ただ正直、あの名古屋という土地においては立浪和義が別格の扱いを受けているなというのは事実でした。球団外も含めて、周囲の人間からの扱いが別格だというのは、これは本当だと思います。
そりゃPL学園を出て1年目からショートのレギュラーで22年間、ドラゴンズ一筋でチームに貢献してきた選手ですから。2480安打を重ね、487二塁打は現在でもNPB記録でしょ。野球殿堂入りもすでに果たしていますし、そりゃそうなりますよね。
遠征先のホテルでも立浪はスイートルームだったって話ですもんね。他の選手たちももう「それはもう立浪さんだから何も異論はございません」という雰囲気でおかしくなかったと思いますよ。
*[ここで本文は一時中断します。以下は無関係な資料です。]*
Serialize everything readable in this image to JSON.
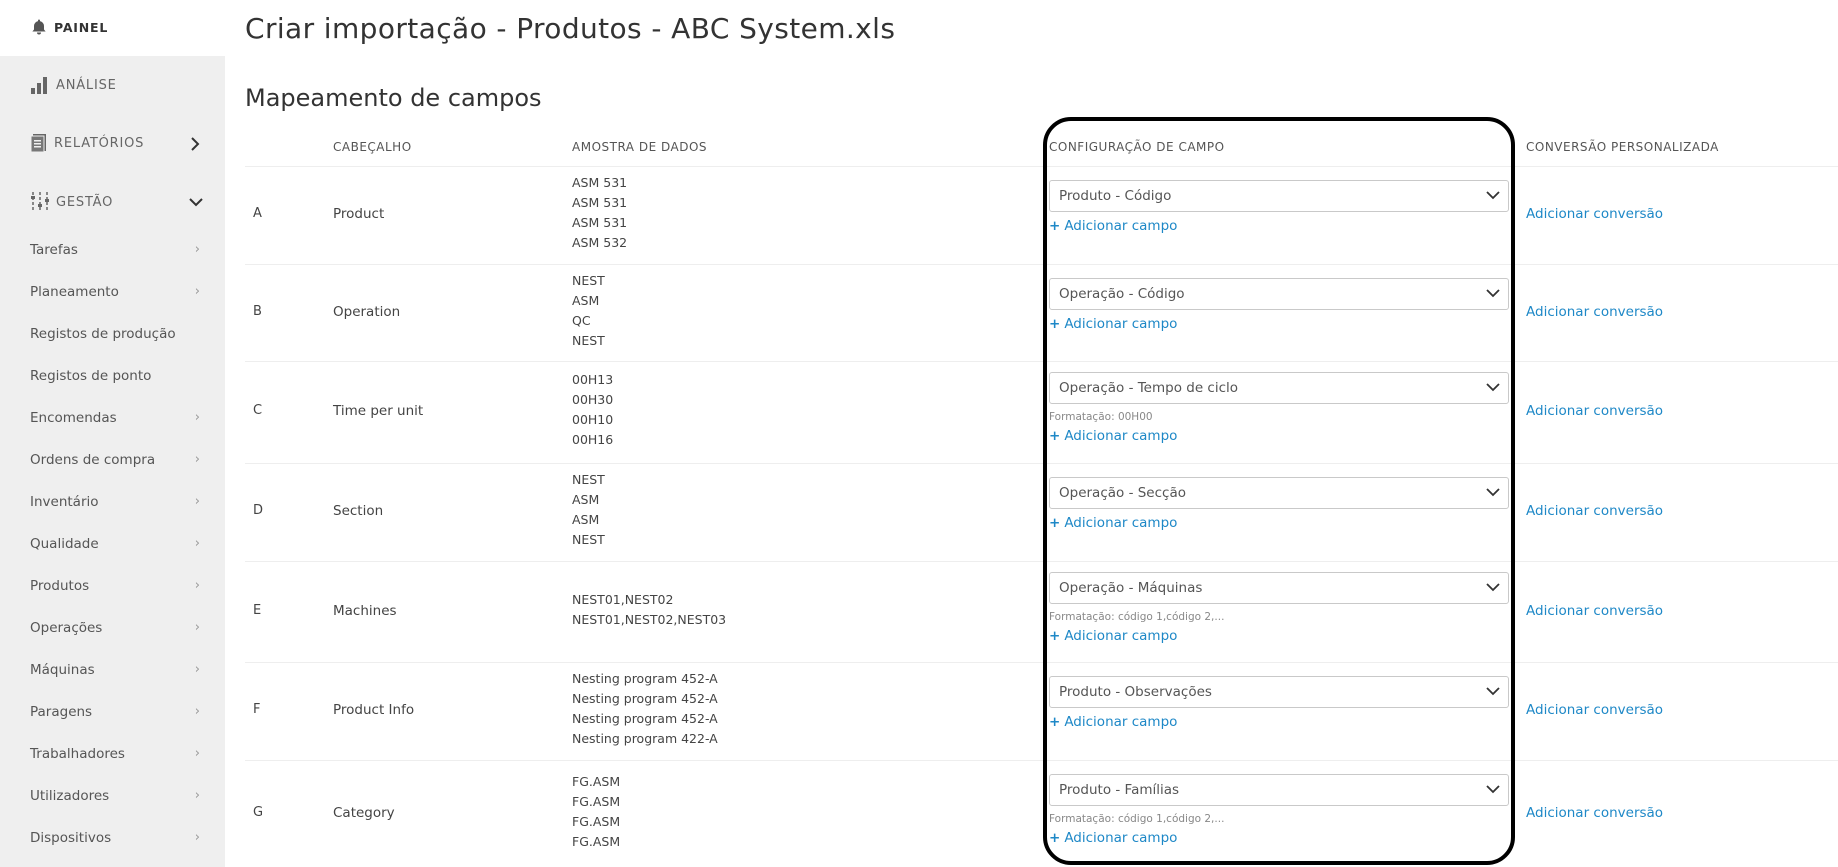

そう思えば、もう一人別格がいました。今中慎二ですよ。めちゃくちゃ面白い人間でね、星野監督にもかわいがられていましたね。
1993年には17勝で最多勝、沢村賞と大活躍でしたもんね。そのシーズンは249イニングも投げてますし、その後もフル回転でドラゴンズを支えた左腕ですよ。
ドラゴンズのために潰れたと表現しても間違いではない投手なわけですからね。自分が納得するまで現役でチームに残っていいと、星野監督からお墨つきをもらっていたはずです。
ちょうど僕が在籍したころには左肩痛で二軍にいることが長かったですね。登板する時なんて体中全部テーピング貼って投げていましたからね。どうしたんというくらいに。それだけ満身創痍だったんですよ。
あのころの中日二軍は重たいメンバーが揃っていました。武田一浩さん、川崎憲次郎、小池秀郎さん、佐野慈紀さん、紀藤真琴さんなど、タイトル経験者や実績がある投手が多くて二軍投手コーチが気を使って大変だったと思います。
いやほんとにクセのある選手ばっかりでしたよ。そんな中、僕は01年は故障で一軍登板はゼロ。もう、このシーズン限りで野球界から退こうと思っていたんです。
オリックスに移籍した95年に結婚をして、96年に第1子を授かり5年後。まだ、子供たちは小さかったですね。ここでプロ野球選手としての区切りをつけるつもりでしたが、一本の電話が運命を変えてくれました。